L'article 226-13 du code pénal prévoit un an d’emprisonnement et 15 000 € d’amende en cas de révélation d'une information à caractère secret par une personne qui en est dépositaire soit par état ou par profession. L'article 226-14 du même code en précise les limites en rappelant qu’il n’est pas applicable :
- Dans les cas où la loi impose ou autorise la révélation du secret.
- Au médecin ou à tout autre professionnel de santé qui porte à la connaissance du procureur de la République ou de la cellule de recueil, de traitement et d'évaluation des informations préoccupantes relatives aux mineurs en danger ou qui risquent de l'être, les sévices ou privations qu'il a constatés, sur le plan physique ou psychique, dans l'exercice de sa profession et qui lui permettent de présumer que des violences physiques, sexuelles ou psychiques de toute nature ont été commises. L’accord de la victime est requis, sauf lorsqu’il s’agit d’un mineur ou d’une personne qui n'est pas en mesure de se protéger en raison de son âge ou de son incapacité physique ou psychique, son accord n'est pas nécessaire ; (...).
L’article 226-14 précise par ailleurs que tout signalement aux autorités compétentes effectué dans ces conditions ne peut engager la responsabilité civile, pénale ou disciplinaire de son auteur, sauf s'il est établi qu'il n'a pas agi de bonne foi.
Un signalement justifié et de bonne foi
La chambre disciplinaire nationale a relevé, en se livrant à une appréciation souveraine des pièces du dossier, que le signalement adressé par le praticien à la CRIP sur le fondement de l'article 226-14 du code pénal procédait des constatations qu'il avait effectuées en recevant en consultation sa jeune patiente et sa mère. Il a agi de bonne foi afin de protéger l'enfant.
Le Conseil d’Etat approuve la chambre disciplinaire nationale d’avoir considéré que la responsabilité disciplinaire du praticien n'était pas susceptible d'être engagée à raison de ce signalement.

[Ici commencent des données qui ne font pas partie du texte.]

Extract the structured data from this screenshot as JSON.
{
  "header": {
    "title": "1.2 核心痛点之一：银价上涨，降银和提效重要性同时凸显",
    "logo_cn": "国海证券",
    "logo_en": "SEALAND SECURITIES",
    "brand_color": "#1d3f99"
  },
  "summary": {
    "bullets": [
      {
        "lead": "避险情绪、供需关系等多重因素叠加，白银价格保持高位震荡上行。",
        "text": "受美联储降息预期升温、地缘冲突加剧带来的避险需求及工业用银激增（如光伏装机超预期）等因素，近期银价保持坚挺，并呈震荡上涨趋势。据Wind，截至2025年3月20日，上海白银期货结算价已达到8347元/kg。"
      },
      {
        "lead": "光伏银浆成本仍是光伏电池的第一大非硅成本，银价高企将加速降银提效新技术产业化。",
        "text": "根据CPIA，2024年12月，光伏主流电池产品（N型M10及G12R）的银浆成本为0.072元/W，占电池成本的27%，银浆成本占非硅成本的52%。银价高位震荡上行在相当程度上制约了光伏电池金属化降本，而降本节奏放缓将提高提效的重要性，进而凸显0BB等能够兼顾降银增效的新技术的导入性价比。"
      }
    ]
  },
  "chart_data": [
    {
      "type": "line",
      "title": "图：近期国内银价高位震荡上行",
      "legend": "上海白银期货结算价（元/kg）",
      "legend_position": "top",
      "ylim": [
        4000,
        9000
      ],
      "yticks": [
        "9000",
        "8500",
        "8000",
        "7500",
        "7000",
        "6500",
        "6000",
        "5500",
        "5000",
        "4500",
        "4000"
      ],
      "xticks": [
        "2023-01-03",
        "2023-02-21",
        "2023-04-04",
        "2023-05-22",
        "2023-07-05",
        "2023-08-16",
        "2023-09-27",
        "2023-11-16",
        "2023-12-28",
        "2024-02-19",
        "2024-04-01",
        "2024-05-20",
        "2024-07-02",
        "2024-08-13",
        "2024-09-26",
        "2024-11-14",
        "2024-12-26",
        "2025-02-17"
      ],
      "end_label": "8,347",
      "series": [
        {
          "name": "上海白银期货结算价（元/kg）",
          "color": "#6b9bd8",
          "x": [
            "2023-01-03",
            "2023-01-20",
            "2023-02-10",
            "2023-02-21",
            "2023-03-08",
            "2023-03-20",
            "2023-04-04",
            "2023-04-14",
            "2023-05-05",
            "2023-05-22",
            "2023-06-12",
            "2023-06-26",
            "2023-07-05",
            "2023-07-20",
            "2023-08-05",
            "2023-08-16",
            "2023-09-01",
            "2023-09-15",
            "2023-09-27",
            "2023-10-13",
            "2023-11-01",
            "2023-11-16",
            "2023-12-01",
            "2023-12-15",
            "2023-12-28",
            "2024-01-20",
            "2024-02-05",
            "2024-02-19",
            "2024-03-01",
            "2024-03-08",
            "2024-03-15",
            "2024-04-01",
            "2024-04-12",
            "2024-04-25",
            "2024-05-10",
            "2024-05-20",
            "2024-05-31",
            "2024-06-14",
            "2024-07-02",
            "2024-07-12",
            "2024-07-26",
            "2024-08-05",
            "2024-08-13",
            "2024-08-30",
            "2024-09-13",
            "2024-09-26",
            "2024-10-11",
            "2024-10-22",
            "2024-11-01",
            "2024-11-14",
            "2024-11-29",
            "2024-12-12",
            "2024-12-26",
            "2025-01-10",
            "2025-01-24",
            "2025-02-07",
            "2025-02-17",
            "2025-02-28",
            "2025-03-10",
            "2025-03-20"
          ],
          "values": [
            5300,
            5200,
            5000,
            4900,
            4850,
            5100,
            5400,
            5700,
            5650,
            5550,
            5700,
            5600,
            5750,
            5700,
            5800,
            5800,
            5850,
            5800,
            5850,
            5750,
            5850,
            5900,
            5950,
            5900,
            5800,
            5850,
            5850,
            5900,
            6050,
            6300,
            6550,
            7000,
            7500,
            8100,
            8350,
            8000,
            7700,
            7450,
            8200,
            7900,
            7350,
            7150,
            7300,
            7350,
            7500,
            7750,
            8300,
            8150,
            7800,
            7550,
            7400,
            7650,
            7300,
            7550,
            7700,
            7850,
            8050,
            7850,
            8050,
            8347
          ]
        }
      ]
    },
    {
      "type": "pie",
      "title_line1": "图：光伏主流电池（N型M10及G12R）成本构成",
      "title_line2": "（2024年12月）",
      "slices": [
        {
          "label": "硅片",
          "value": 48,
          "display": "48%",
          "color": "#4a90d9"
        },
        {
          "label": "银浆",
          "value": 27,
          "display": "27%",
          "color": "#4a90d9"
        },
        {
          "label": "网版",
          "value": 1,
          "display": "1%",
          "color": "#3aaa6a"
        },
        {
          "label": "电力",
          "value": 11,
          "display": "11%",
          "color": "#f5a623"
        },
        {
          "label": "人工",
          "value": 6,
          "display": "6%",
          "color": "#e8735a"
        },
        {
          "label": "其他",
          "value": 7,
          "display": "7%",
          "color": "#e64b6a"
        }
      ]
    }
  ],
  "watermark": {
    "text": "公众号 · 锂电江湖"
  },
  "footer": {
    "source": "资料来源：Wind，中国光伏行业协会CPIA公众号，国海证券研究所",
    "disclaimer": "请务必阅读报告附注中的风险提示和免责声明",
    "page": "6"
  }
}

Le Conseil d'Etat rappelle...
"Lorsqu'un médecin signale au procureur de la République ou à la cellule de recueil, de traitement et d'évaluation des informations préoccupantes des faits laissant présumer qu'un mineur a subi des violences physiques, sexuelles ou psychiques et porte à cet effet à sa connaissance tous les éléments qu'il a relevés dans la prise en charge de son patient, notamment des constatations médicales, des propos ou le comportement de l'enfant et, le cas échéant, le discours de ses représentants légaux ou de la personne accompagnant l'enfant soumis à son examen médical, sa responsabilité disciplinaire ne peut être engagée à raison d'un tel signalement, s'il a été effectué dans ces conditions, sauf à ce qu'il soit établi que le médecin a agi de mauvaise foi".